Menurut temuan studi LORANS (London Ramadan Study) yang diterbitkan dalam Journal of American Heart Association pada tahun 2021, proses ketogenesis dalam tubuh kita juga menyebabkan penurunan kadar insulin, yang dianggap sebagai penyebab utama penurunan tekanan darah setelah puasa.
Puasa juga dapat membantu menurunkan peradangan dan kadar lipid darah serta menstabilkan kadar gula darah dan kolesterol.
Selain itu, sebuah studi yang dilakukan National Institute on Aging dimana melibatkan perempuan overweight berusia 55 hingga 77 tahun menemukan bahwa puasa selama delapan minggu berdampak positif pada kualitas memori dan keterampilan berpikir, sehingga mengurangi risiko Alzheimer.
Sebelum berpuasa, kita juga harus memastikan bahwa tubuh kita akan baik-baik saja jika tidak mengonsumsi makanan dan minuman selama lebih dari 12 jam setiap hari.
Hipertensi dan diabetes melitus adalah salah satu masalah kesehatan yang harus diperiksa sebelum memulai puasa.
Bagi mereka yang memiliki hipertensi berat, kurangnya konsumsi elektrolit karena puasa dapat meningkatkan risiko aritmia jantung, yaitu detak jantung yang tidak teratur.
Selain itu, bagi mereka dengan jenis diabetes tertentu (misalnya, diabetes tipe 2), puasa dapat mengakibatkan hipoglikemia yang bisa berdampak fatal.
"Orang dengan risiko hipertensi dan diabetes yang tinggi harus mengukur tekanan darah dan kadar gula darah mereka sebelum memutuskan untuk berpuasa setiap hari selama Ramadan," ujar Tomoaki Watanabe, Direktur OMRON Healthcare Indonesia dalam acara virtual Media Briefing OMRON Kamis, 30 Maret 2023.
"Mengukur tekanan darah dan alat vital lainnya dapat dilakukan secara mandiri di rumah menggunakan alat medis yang teruji secara klinis dan banyak digunakan, seperti monitor tekanan darah dan komposisi tubuh OMRON," ucap Tomoaki Watanabe.
Diterangkan Herry Hendrayadi, Marketing Manager PT OMRON Healthcare Indonesia, monitor tekanan darah baru OMRON kini hadir dengan konektivitas Bluetooth dan antarmuka dengan aplikasi seluler OMRON Connect.
"Pengguna bisa dengan mudah mengunggah, menyimpan, dan berbagi data tekanan darah mereka dengan dokter serta anggota keluarga, yang membuat mereka mendapatkan wawasan tentang tren tekanan darah dalam jangka waktu yang lebih lama.

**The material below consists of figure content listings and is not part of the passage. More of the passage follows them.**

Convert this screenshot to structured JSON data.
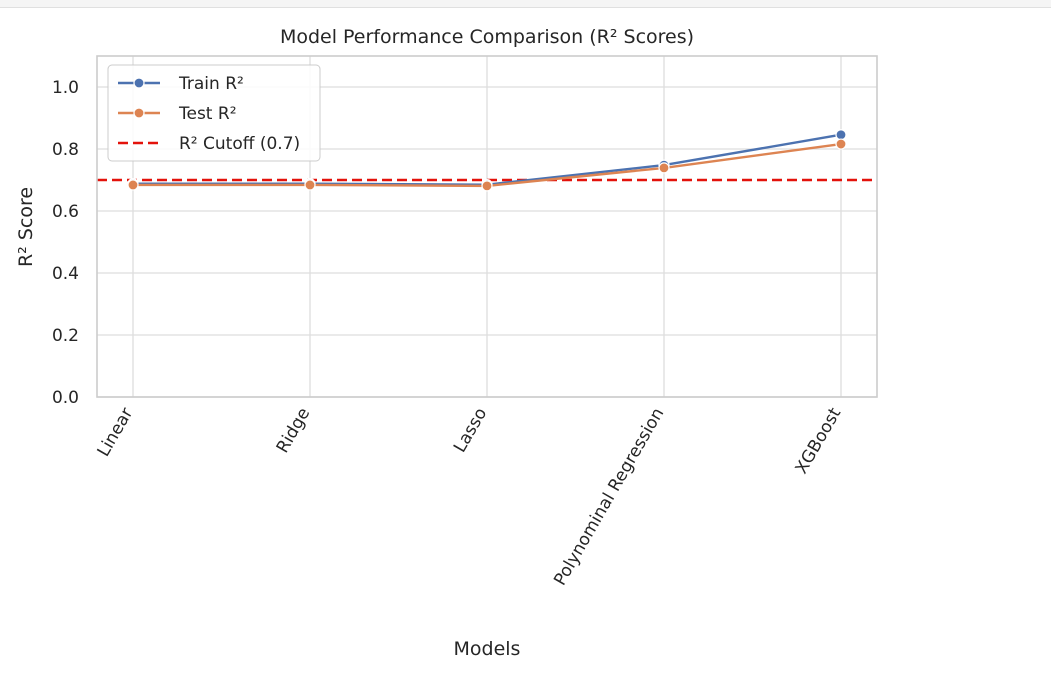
{
  "chart_data": {
    "type": "line",
    "title": "Model Performance Comparison (R² Scores)",
    "xlabel": "Models",
    "ylabel": "R² Score",
    "categories": [
      "Linear",
      "Ridge",
      "Lasso",
      "Polynominal Regression",
      "XGBoost"
    ],
    "ylim": [
      0.0,
      1.1
    ],
    "yticks": [
      "0.0",
      "0.2",
      "0.4",
      "0.6",
      "0.8",
      "1.0"
    ],
    "grid": true,
    "legend_position": "top-left",
    "series": [
      {
        "name": "Train R²",
        "color": "#4c72b0",
        "values": [
          0.688,
          0.688,
          0.685,
          0.748,
          0.846
        ]
      },
      {
        "name": "Test R²",
        "color": "#dd8452",
        "values": [
          0.684,
          0.684,
          0.681,
          0.739,
          0.816
        ]
      }
    ],
    "cutoff": {
      "name": "R² Cutoff (0.7)",
      "value": 0.7,
      "color": "#e3120b"
    }
  }
}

Berbagi info secara real time ini juga membantu para dokter membuat keputusan yang lebih tepat yang mengarah pada kontrol yang lebih besar atas peristiwa yang mengancam jiwa," urai Herry.

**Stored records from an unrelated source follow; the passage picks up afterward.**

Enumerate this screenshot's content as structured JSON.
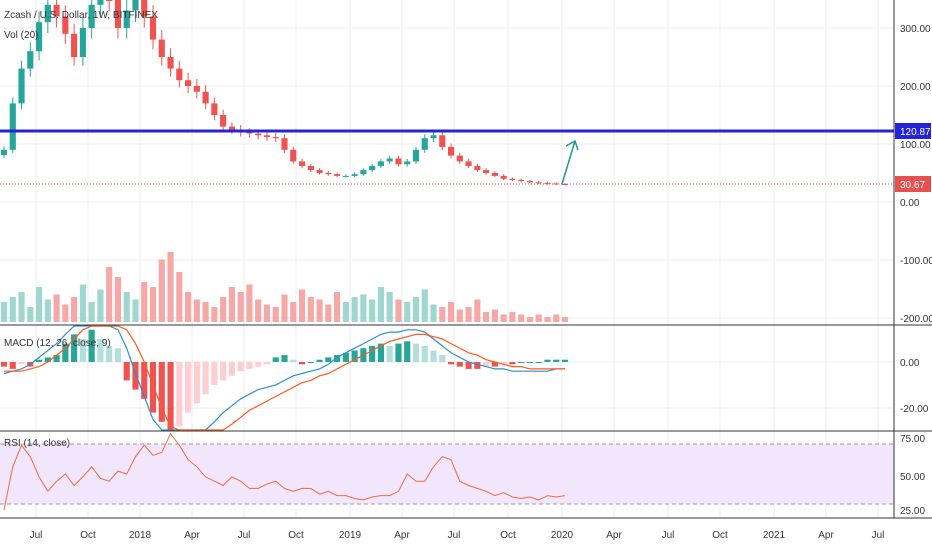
{
  "chart_data": {
    "type": "candlestick",
    "symbol_label": "Zcash / U.S. Dollar, 1W, BITFINEX",
    "volume_label": "Vol (20)",
    "macd_label": "MACD (12, 26, close, 9)",
    "rsi_label": "RSI (14, close)",
    "price_ticks": [
      "300.00",
      "200.00",
      "100.00",
      "0.00",
      "-100.00",
      "-200.00"
    ],
    "macd_ticks": [
      "0.00",
      "-20.00"
    ],
    "rsi_ticks": [
      "75.00",
      "50.00",
      "25.00"
    ],
    "x_ticks": [
      "Jul",
      "Oct",
      "2018",
      "Apr",
      "Jul",
      "Oct",
      "2019",
      "Apr",
      "Jul",
      "Oct",
      "2020",
      "Apr",
      "Jul",
      "Oct",
      "2021",
      "Apr",
      "Jul"
    ],
    "resistance_level": 120.87,
    "resistance_label": "120.87",
    "last_price": 30.67,
    "last_price_label": "30.67",
    "price_path": [
      90,
      170,
      230,
      260,
      310,
      340,
      320,
      290,
      250,
      300,
      340,
      380,
      350,
      300,
      330,
      360,
      320,
      280,
      250,
      230,
      210,
      200,
      190,
      170,
      150,
      130,
      125,
      120,
      118,
      115,
      112,
      110,
      90,
      70,
      62,
      55,
      50,
      48,
      45,
      45,
      48,
      55,
      62,
      70,
      75,
      65,
      70,
      90,
      110,
      115,
      95,
      80,
      70,
      62,
      55,
      50,
      45,
      40,
      38,
      36,
      34,
      33,
      32,
      31,
      30.67
    ],
    "rsi_path": [
      25,
      55,
      70,
      62,
      48,
      38,
      45,
      50,
      42,
      48,
      55,
      47,
      45,
      52,
      50,
      62,
      70,
      63,
      65,
      78,
      70,
      60,
      55,
      48,
      45,
      42,
      48,
      45,
      40,
      40,
      43,
      45,
      40,
      38,
      40,
      40,
      36,
      38,
      35,
      35,
      33,
      32,
      34,
      35,
      35,
      38,
      50,
      45,
      45,
      55,
      62,
      60,
      45,
      42,
      40,
      38,
      35,
      37,
      34,
      33,
      34,
      32,
      35,
      34,
      35
    ],
    "macd_hist": [
      -2,
      -3,
      -1,
      -2,
      1,
      2,
      3,
      8,
      12,
      10,
      14,
      10,
      7,
      6,
      -8,
      -12,
      -16,
      -22,
      -26,
      -30,
      -28,
      -22,
      -18,
      -14,
      -10,
      -8,
      -6,
      -4,
      -3,
      -2,
      -1,
      2,
      3,
      1,
      -1,
      0,
      1,
      2,
      3,
      4,
      5,
      6,
      7,
      8,
      7,
      8,
      9,
      8,
      7,
      5,
      3,
      -1,
      -2,
      -3,
      -3,
      -2,
      -2,
      -1,
      -1,
      0,
      0,
      0,
      1,
      1,
      1
    ],
    "macd_line": [
      -5,
      -4,
      -3,
      -1,
      2,
      5,
      8,
      12,
      18,
      22,
      25,
      22,
      18,
      14,
      6,
      -5,
      -15,
      -25,
      -35,
      -40,
      -42,
      -38,
      -34,
      -30,
      -26,
      -22,
      -19,
      -16,
      -14,
      -12,
      -11,
      -10,
      -8,
      -6,
      -5,
      -4,
      -3,
      -1,
      2,
      4,
      6,
      8,
      10,
      12,
      13,
      13,
      14,
      14,
      13,
      10,
      7,
      4,
      2,
      0,
      -1,
      -2,
      -3,
      -3,
      -4,
      -4,
      -4,
      -4,
      -4,
      -3,
      -3
    ],
    "macd_signal": [
      -4,
      -4,
      -4,
      -3,
      -2,
      0,
      3,
      6,
      10,
      14,
      18,
      20,
      20,
      18,
      14,
      8,
      0,
      -10,
      -20,
      -28,
      -34,
      -37,
      -37,
      -35,
      -33,
      -30,
      -27,
      -24,
      -21,
      -19,
      -17,
      -15,
      -13,
      -11,
      -9,
      -8,
      -6,
      -5,
      -3,
      -1,
      1,
      3,
      5,
      7,
      9,
      10,
      11,
      12,
      12,
      11,
      10,
      8,
      6,
      4,
      3,
      1,
      0,
      -1,
      -2,
      -2,
      -3,
      -3,
      -3,
      -3,
      -3
    ],
    "volume": [
      8,
      10,
      12,
      6,
      14,
      9,
      11,
      7,
      10,
      15,
      8,
      13,
      22,
      18,
      12,
      9,
      16,
      14,
      25,
      28,
      20,
      12,
      9,
      8,
      6,
      10,
      14,
      12,
      15,
      9,
      7,
      6,
      11,
      8,
      13,
      10,
      9,
      7,
      12,
      8,
      10,
      11,
      9,
      14,
      12,
      9,
      8,
      10,
      13,
      7,
      6,
      8,
      5,
      6,
      9,
      4,
      5,
      3,
      4,
      3,
      2,
      3,
      2,
      3,
      2
    ]
  }
}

Spesialis Gizi Klinik di RS Pondok Indah Jakarta, Juwalita Surapsari, menekankan pentingnya mengukur tekanan darah dan kadar gula darah secara rutin selama Ramadan.

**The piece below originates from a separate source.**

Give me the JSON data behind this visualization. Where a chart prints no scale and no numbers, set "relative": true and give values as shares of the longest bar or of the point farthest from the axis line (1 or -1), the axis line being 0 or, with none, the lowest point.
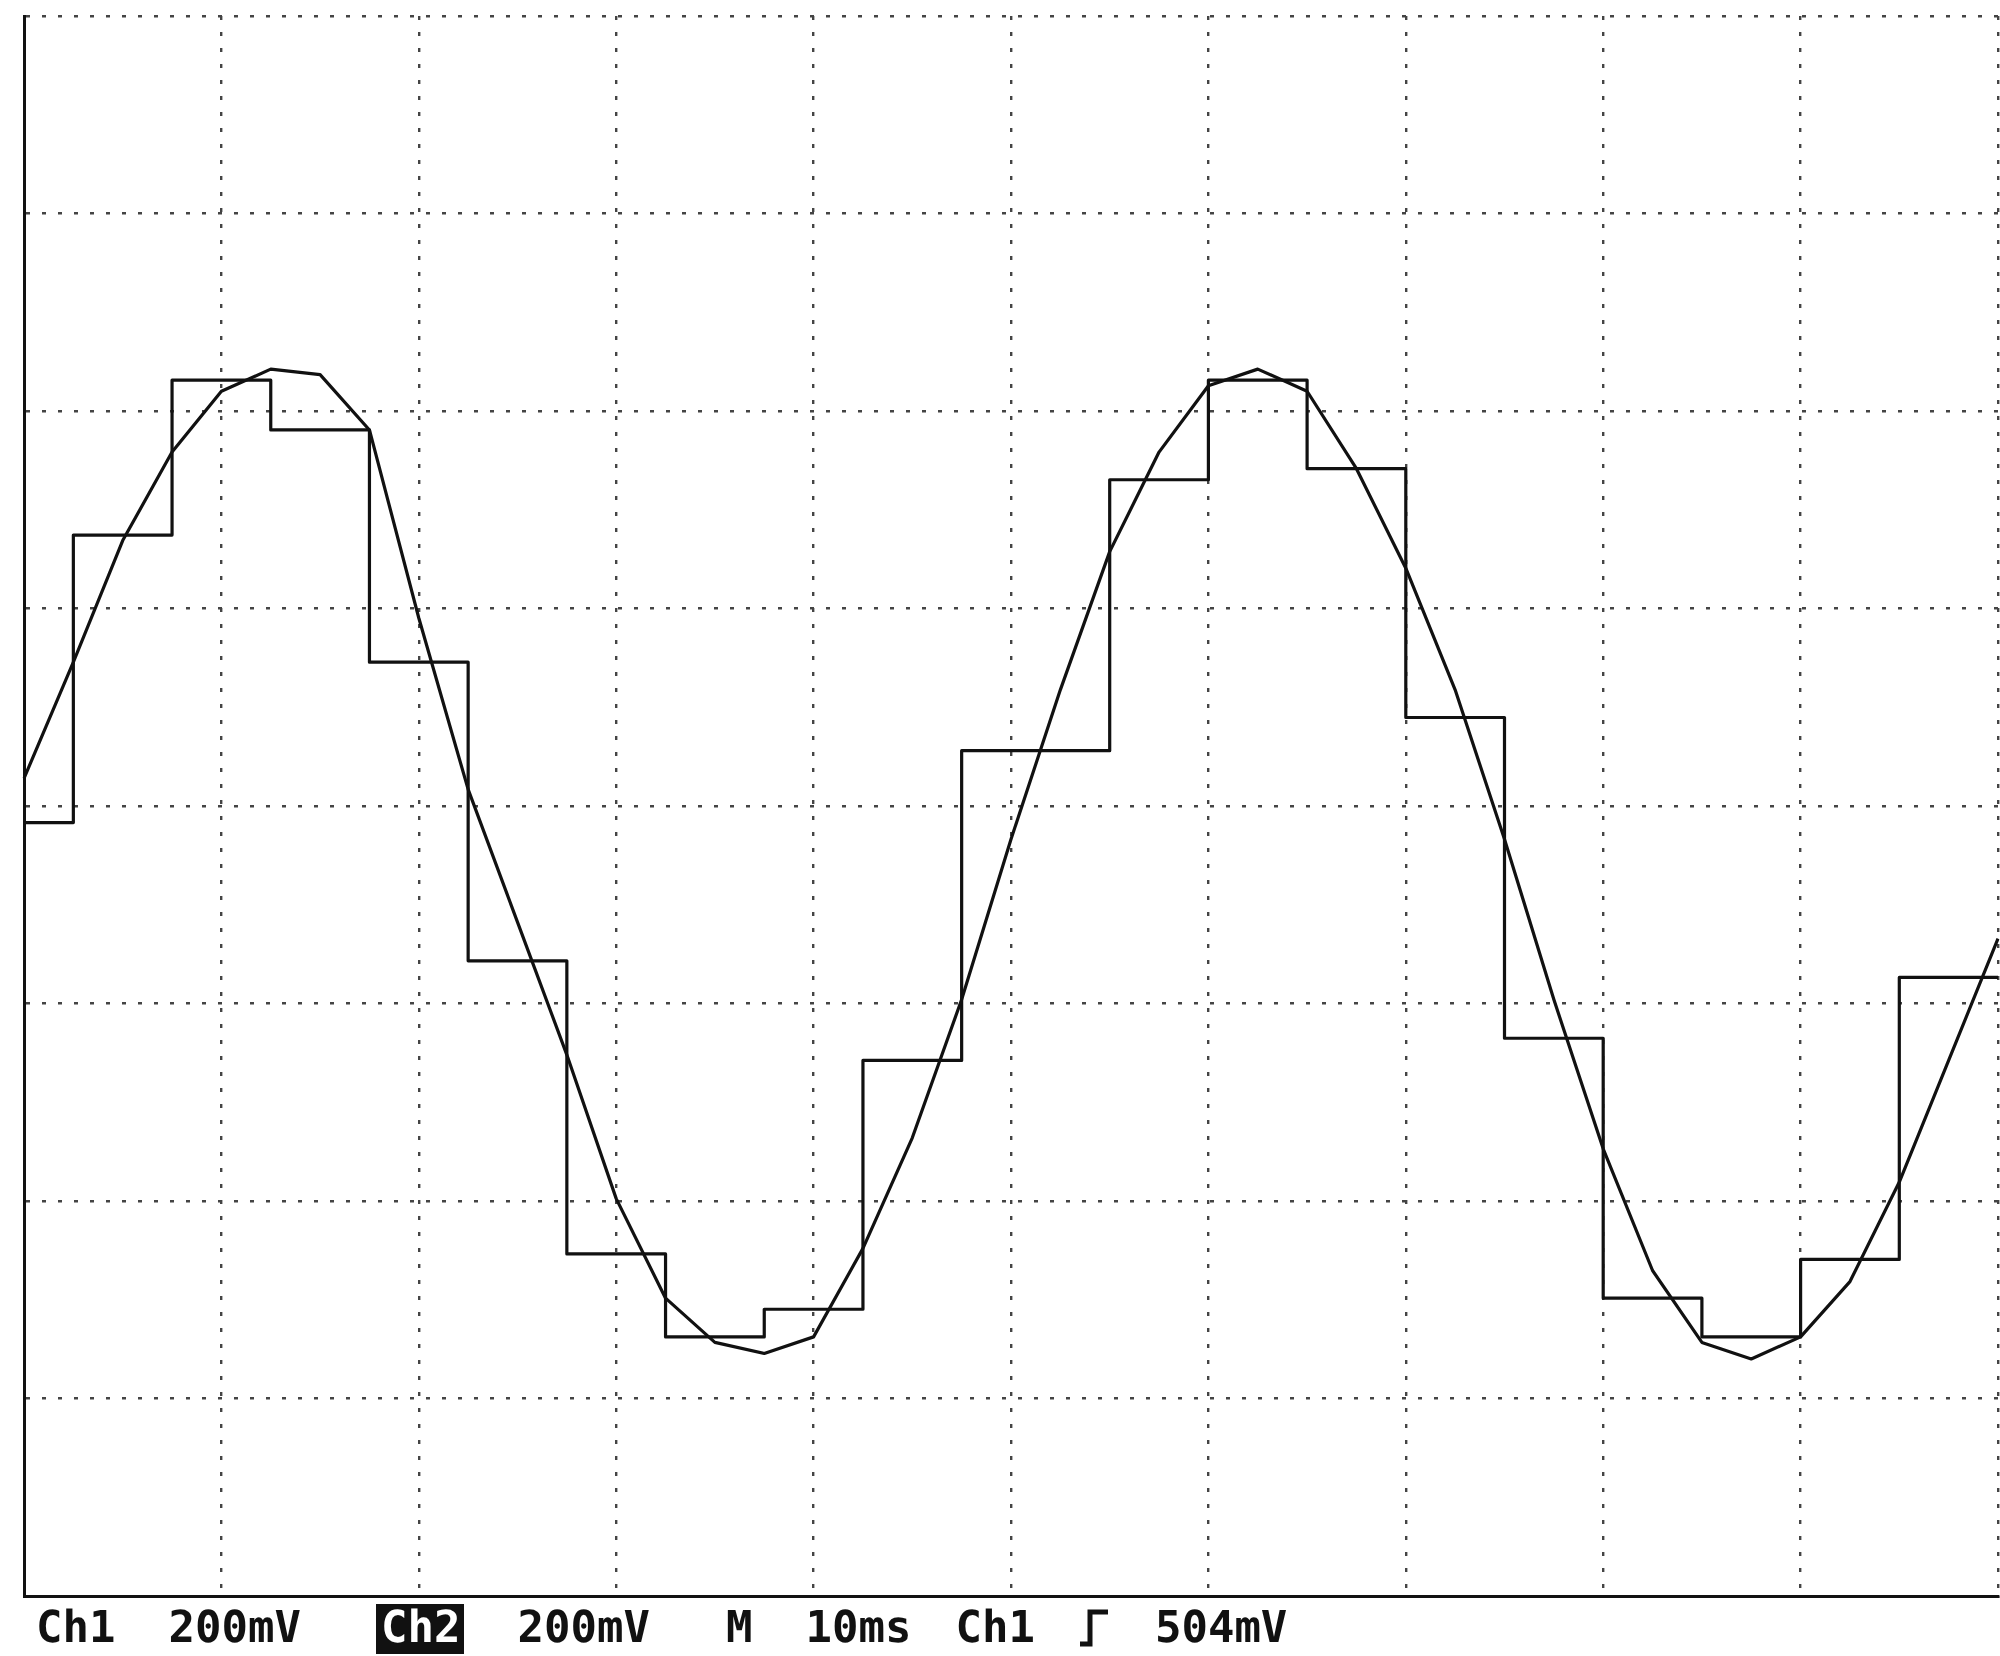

"Pengukuran tekanan darah dan gula darah selama Ramadan harus dilakukan secara rutin untuk mengetahui secara akurat kondisi tekanan darah dan kadar gula darah serta menghindari hal-hal yang tidak diinginkan terjadi, seperti hipoglikemia atau hiperglikemia," kata Juwalita.
"Hasil pengukuran yang terekam dengan baik akan memudahkan pasien, keluarga pasien, dan tenaga medis untuk memberikan perawatan yang tepat jika hal buruk terjadi," tutup Juwalita.